Dell's XPS 12 is a neat system that shows how well Windows 8 can work with both keyboard and touchscreen, but few I/O ports and no access for maintenance make it less suitable for a business system
Touchscreen and keyboard handy for Windows 8, sturdy aluminium and carbon fibre construction
Integral battery, lacking mobile broadband, Ethernet or docking port
£ 1,076 + VAT (as reviewed)
Model: Dell XPS 12
Processor: Intel Core i7-3517U dual-core
RAM: 8GB DDR3 memory
Storage: 256GB mSata flash SSD
Display: 12.5in full HD (1920x1080) WLED touchscreen with Gorilla Glass
Connectivity: Intel Centrino Advanced-N 6235 802.11a/g/n Wi-Fi + Bluetooth 3.0
Ports: 2 x USB 3.0, mini DisplayPort, headphone/microphone combo port
Battery: 47 WHr six-cell lithium-ion (non-removable)
Weight: 1.54 kg
Dell's XPS 12 is an ultrabook with a difference, featuring a flip-over touchscreen that enables it to be used as either a tablet or a conventional clamshell laptop, making it a good match for the capabilities of Microsoft's Windows 8 operating system.
Announced at the IFA conference in Berlin last August, the XPS 12 has only been shipping since November, following the launch of Windows 8 itself.
Like Dell's earlier Inspiron Duo system, the XPS 12 features a pivoting screen that rotates 180 degrees up or down within the frame of the screen bezel. This design allows it to be used like a standard laptop, or configured with the screen facing upwards when the lid is closed, turning it into a slate-mode tablet.

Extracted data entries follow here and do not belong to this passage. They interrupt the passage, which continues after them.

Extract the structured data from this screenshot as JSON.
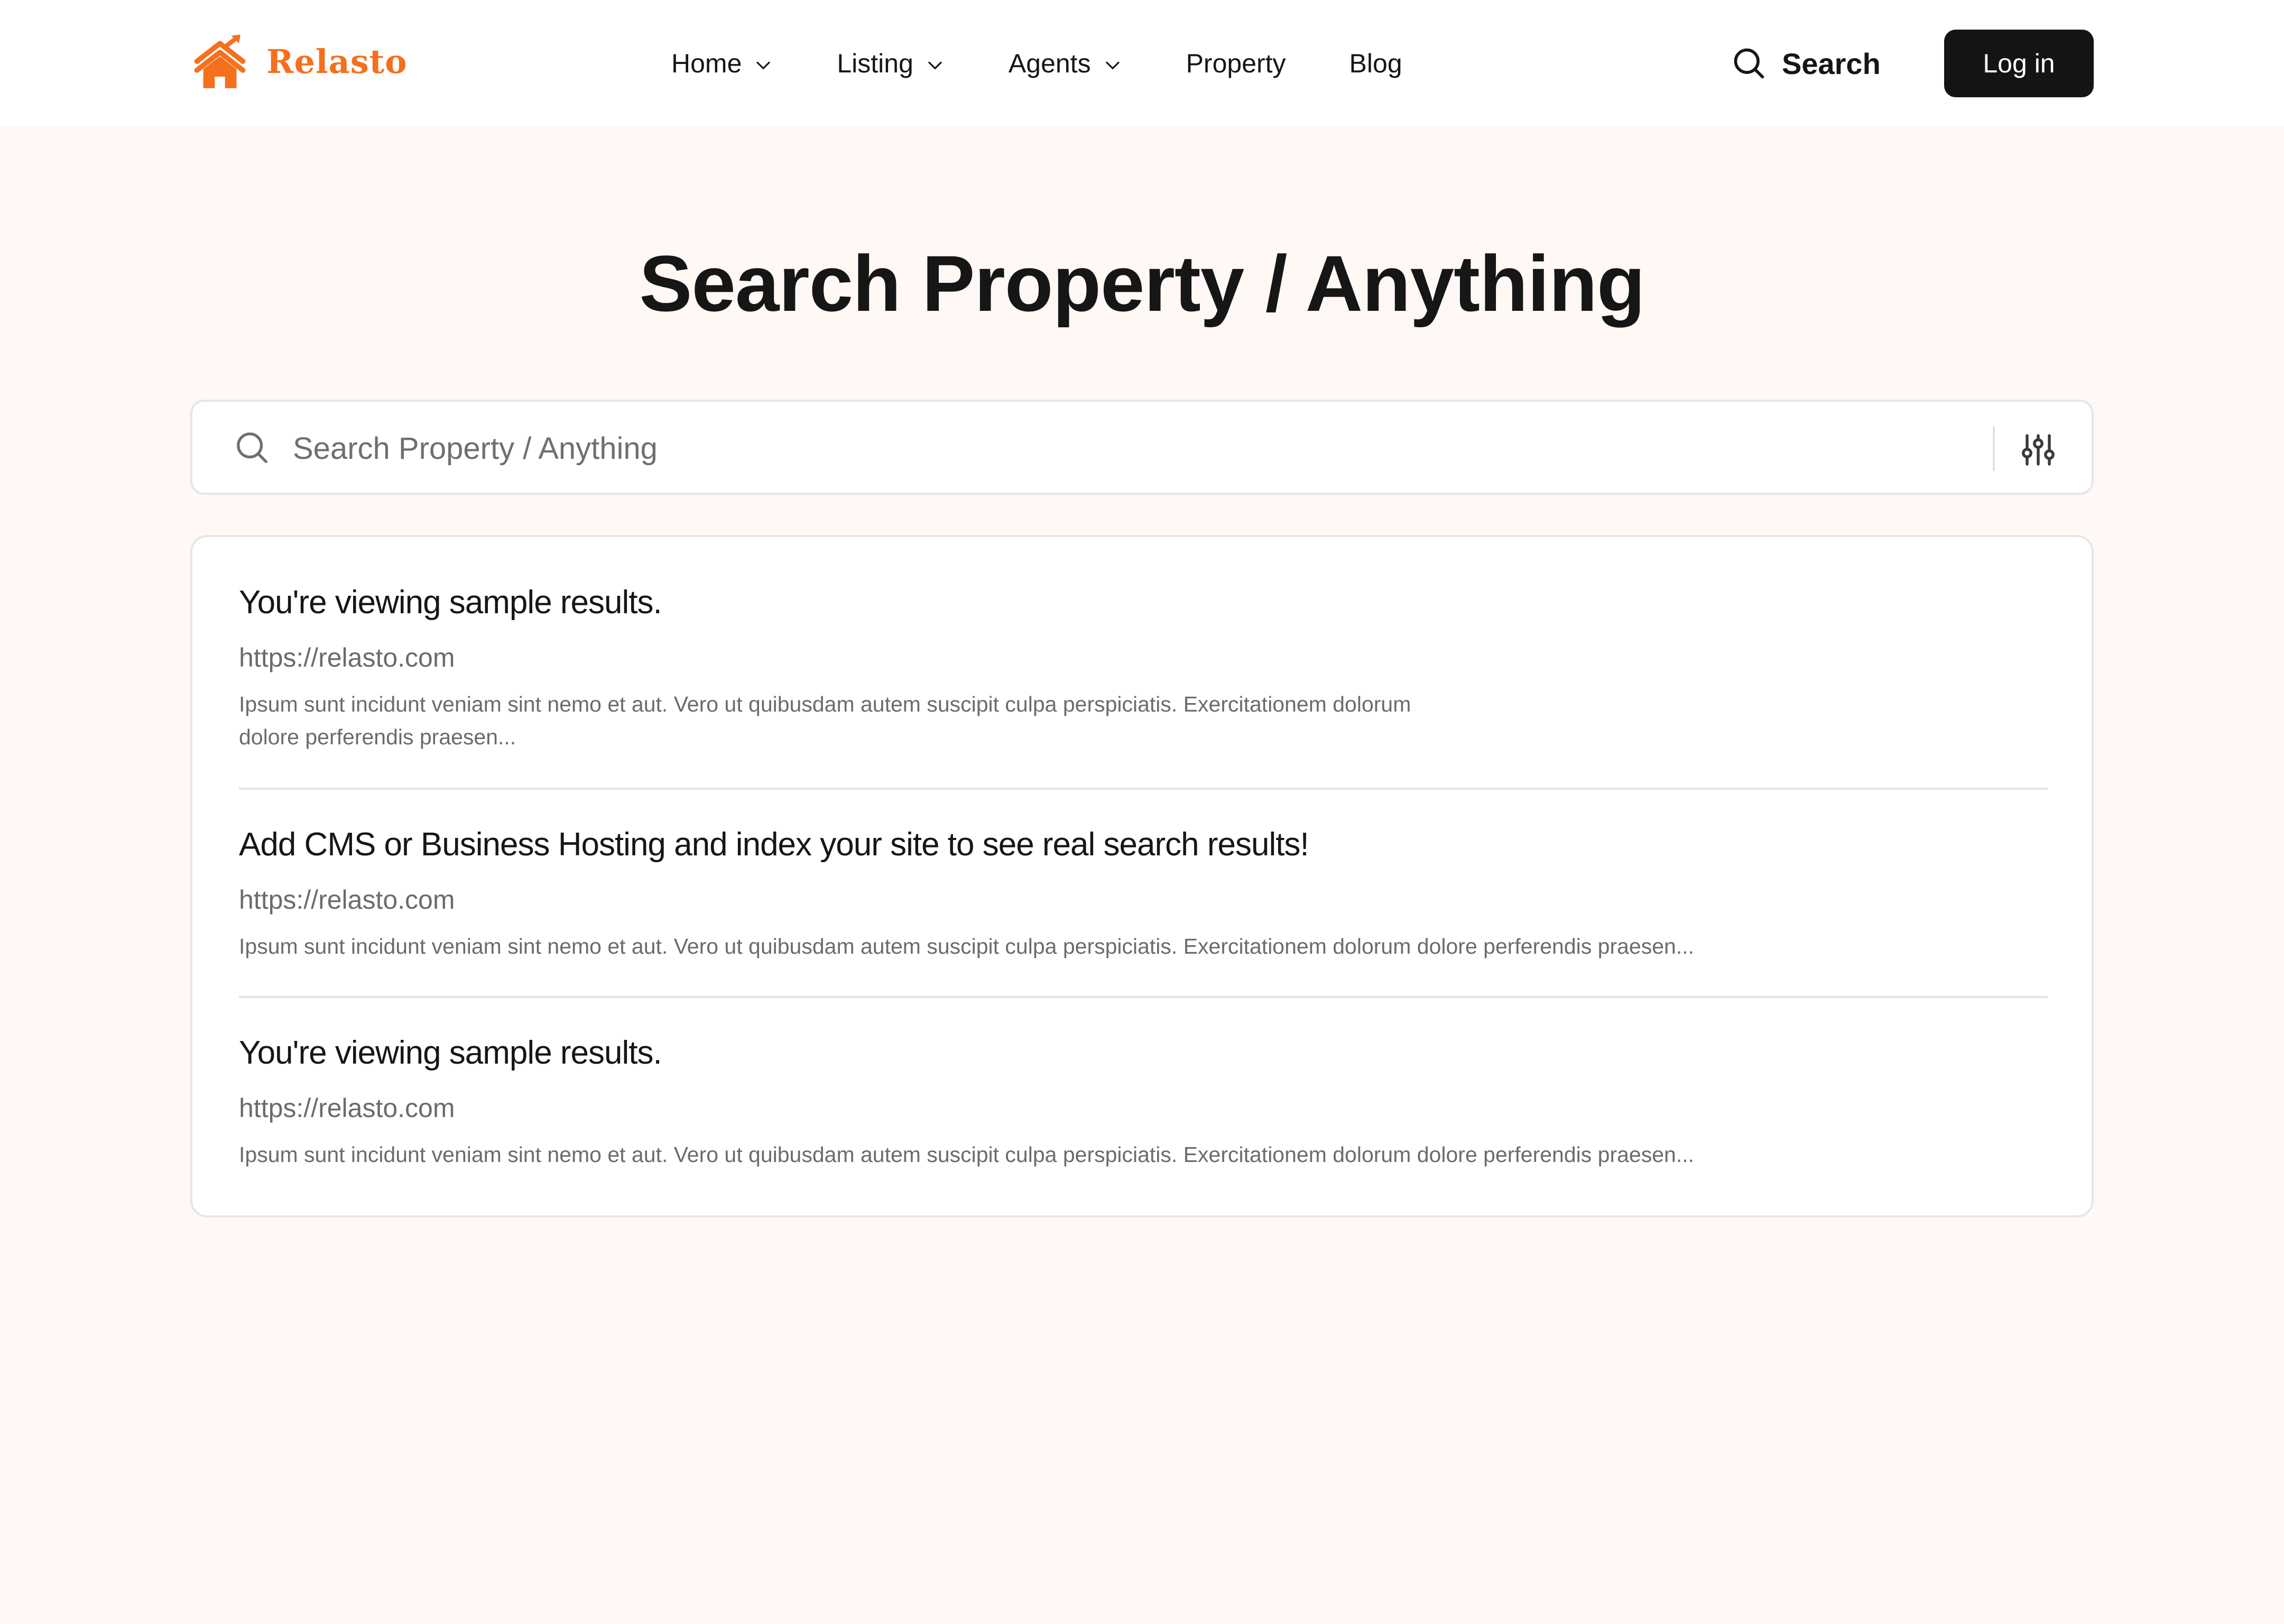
{
  "header": {
    "logo_text": "Relasto",
    "nav": [
      {
        "label": "Home",
        "has_dropdown": true
      },
      {
        "label": "Listing",
        "has_dropdown": true
      },
      {
        "label": "Agents",
        "has_dropdown": true
      },
      {
        "label": "Property",
        "has_dropdown": false
      },
      {
        "label": "Blog",
        "has_dropdown": false
      }
    ],
    "search_label": "Search",
    "login_label": "Log in"
  },
  "main": {
    "title": "Search Property / Anything",
    "search": {
      "placeholder": "Search Property / Anything",
      "value": ""
    },
    "results": [
      {
        "title": "You're viewing sample results.",
        "url": "https://relasto.com",
        "description": "Ipsum sunt incidunt veniam sint nemo et aut. Vero ut quibusdam autem suscipit culpa perspiciatis. Exercitationem dolorum dolore perferendis praesen..."
      },
      {
        "title": "Add CMS or Business Hosting and index your site to see real search results!",
        "url": "https://relasto.com",
        "description": "Ipsum sunt incidunt veniam sint nemo et aut. Vero ut quibusdam autem suscipit culpa perspiciatis. Exercitationem dolorum dolore perferendis praesen..."
      },
      {
        "title": "You're viewing sample results.",
        "url": "https://relasto.com",
        "description": "Ipsum sunt incidunt veniam sint nemo et aut. Vero ut quibusdam autem suscipit culpa perspiciatis. Exercitationem dolorum dolore perferendis praesen..."
      }
    ]
  },
  "colors": {
    "brand": "#f4701d",
    "page_background": "#fff8f5",
    "button_dark": "#141414",
    "text_primary": "#161616",
    "text_muted": "#6b6b6b"
  },
  "icons": {
    "logo": "house-with-trend-arrow-icon",
    "nav_dropdown": "chevron-down-icon",
    "search": "search-icon",
    "filter": "sliders-icon"
  }
}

However, with a weight of 1.54kg, the system is rather heavy for holding and using like a tablet, although the touchscreen functionality is a welcome addition to the capabilities of an ultrabook.
For example, with its high-definition touchscreen in addition to a keyboard and touchpad, the XPS 12 allows the user to choose the input method that suits them best, which we found very convenient for using Windows 8.
This fact makes the XPS 12 an excellent choice for those looking for a Windows 8 portable, apart from the usual caveats about ultrabooks, namely the non-removable battery, skimpy I/O capabilities and lack of access to the memory and disk for maintenance and upgrades.
The XPS 12 also has no mobile broadband capability, restricting users to connectivity by Wi-Fi or Bluetooth.
We also experienced the occasional difficulty with this system, such as it refusing to switch back the display orientation, and the mouse pointer disappearing completely after being woken from sleep mode.
Another area where Dell's XPS 12 falls distinctly short is in its I/O capabilities. Here it has two USB 3.0 ports, a mini DisplayPort output plus a combo headphone/microphone port, and that's it. There is no Ethernet, no SD Card reader, nor a standard VGA output.
The lack of an Ethernet port or a docking connector means that XPS 12 users are likely to have to rely on the standard Wi-Fi for communications, unless you can source a USB Ethernet adapter or mobile broadband dongle to fit your needs when in the office or roaming, respectively.